The incidence of rare diseases is extremely low, the disease is numerous, the symptoms are serious, and the detection technology is complicated. Countries have different definitions of rare diseases. The definition of rare diseases in China is defined as: diseases with a prevalence of less than 1 in 500 000 or newborns with an incidence of less than 1/10 000 are rare diseases. Due to the low incidence of rare diseases and the accumulation of multiple organs and systems in most diseases, clinicians lack comprehensive and systematic understanding. Patients often face great difficulties in seeking medical treatment and diagnosis. Currently, there is a lack of systematic and rare diseases in China. Management, diagnosis and treatment of rare diseases, making the diagnosis of rare diseases, prevention interventions seriously lagging behind, obviously behind the management of developed countries and regions; rare diseases are mostly related to genetic variation, with the clinical application of genetic diagnosis technology, more and more Many genetically related rare diseases have been diagnosed at an early stage; at present, precision medicine is rapidly developing, and more and more rare disease clinical trials have entered the country, bringing prospects for the treatment of rare diseases. For this reason, the management of rare diseases is particularly important. At present, some rare diseases of the nervous system can be treated early; for example, immune-related rare diseases have common normative immunotherapy and functional disability prevention, and the characteristics of single disease management of each disease; hereditary degenerative rare diseases such as progressive 2-3 multi-center clinical trials of spinal muscular atrophy and progressive muscular dystrophy have been entered into our hospital (in our hospital), X-linked pre-diagnosis of adrenal malnutrition genetic diseases, and appropriate treatment time is selected. Stem cell transplantation is in research and planning; the long-term management and comprehensive treatment of nodular sclerosis and Dravet syndrome are important for the prevention and treatment of diseases; therefore, the early diagnosis, pathogenesis and standardized treatment of rare diseases of the nervous system are urgent. And necessity.
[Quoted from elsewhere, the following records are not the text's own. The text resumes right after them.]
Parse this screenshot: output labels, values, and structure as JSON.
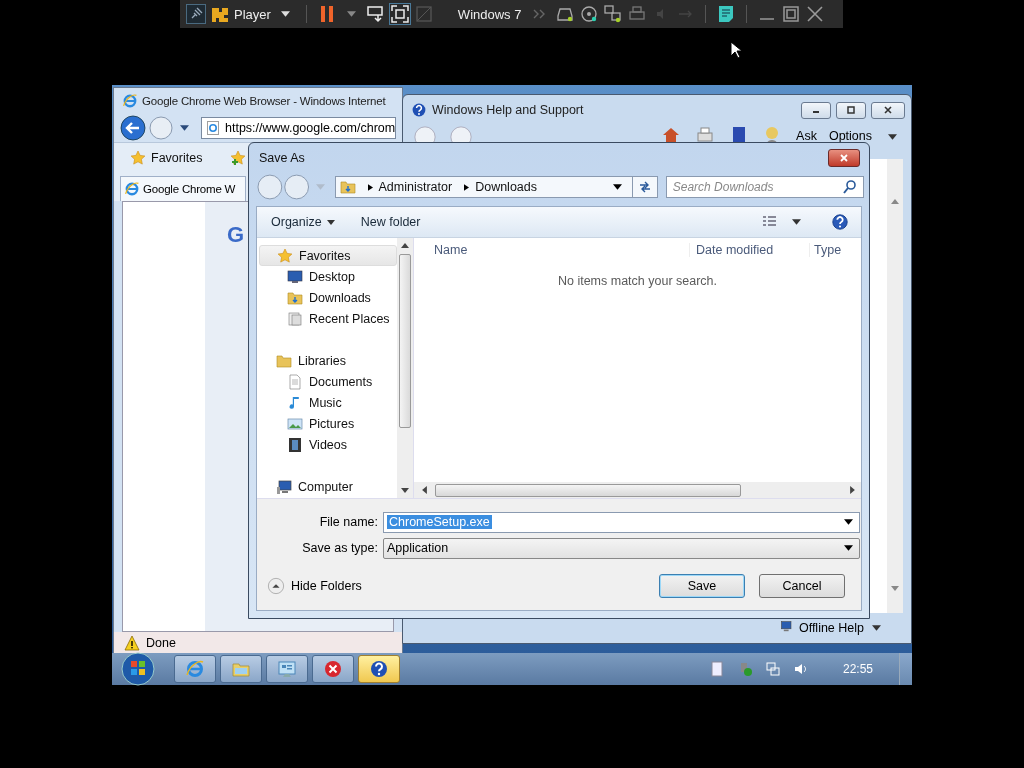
{
  "vm_toolbar": {
    "app_label": "Player",
    "vm_name": "Windows 7"
  },
  "browser_window": {
    "title": "Google Chrome Web Browser - Windows Internet",
    "address": "https://www.google.com/chrom",
    "favorites_label": "Favorites",
    "tab_label": "Google Chrome W",
    "page_text": "G",
    "status": "Done"
  },
  "help_window": {
    "title": "Windows Help and Support",
    "toolbar_labels": [
      "Ask",
      "Options"
    ],
    "footer_link": "Offline Help"
  },
  "save_dialog": {
    "title": "Save As",
    "breadcrumb": [
      "Administrator",
      "Downloads"
    ],
    "search": {
      "placeholder": "Search Downloads"
    },
    "toolbar": [
      "Organize",
      "New folder"
    ],
    "nav_groups": [
      {
        "label": "Favorites",
        "selected": true,
        "children": [
          {
            "label": "Desktop",
            "selected": false
          },
          {
            "label": "Downloads",
            "selected": false
          },
          {
            "label": "Recent Places",
            "selected": false
          }
        ]
      },
      {
        "label": "Libraries",
        "selected": false,
        "children": [
          {
            "label": "Documents",
            "selected": false
          },
          {
            "label": "Music",
            "selected": false
          },
          {
            "label": "Pictures",
            "selected": false
          },
          {
            "label": "Videos",
            "selected": false
          }
        ]
      },
      {
        "label": "Computer",
        "selected": false
      }
    ],
    "columns": [
      "Name",
      "Date modified",
      "Type"
    ],
    "empty_message": "No items match your search.",
    "file_name": {
      "label": "File name:",
      "value": "ChromeSetup.exe"
    },
    "save_type": {
      "label": "Save as type:",
      "value": "Application"
    },
    "hide_folders": "Hide Folders",
    "buttons": [
      {
        "label": "Save",
        "default": true
      },
      {
        "label": "Cancel",
        "default": false
      }
    ]
  },
  "taskbar": {
    "buttons": [
      {
        "selected": false
      },
      {
        "selected": false
      },
      {
        "selected": false
      },
      {
        "selected": false
      },
      {
        "selected": true
      }
    ],
    "clock": "22:55"
  }
}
NCT ID: NCT02098759 Recruiting - Epilepsy Clinical Trials

Long-term, Prospective Study Evaluating Clinical and Molecular Biomarkers of Epileptogenesis in a Genetic Model of Epilepsy - Tuberous Sclerosis Complex

EPISTOP
Start date: November 2013
Phase: N/A
Study type: Interventional

The primary objective of clinical part of EPISTOP project is to identify the clinical and molecular biomarkers of epileptogenesis in a prospective clinical study of patients with TSC. Secondary objective of the clinical part of EPISTOP is to compare the effects of standard antiepileptic treatment in patients diagnosed as having epilepsy after clinical seizures vs after electroencephalographic epileptiform discharges, in a randomized trial in TSC patients.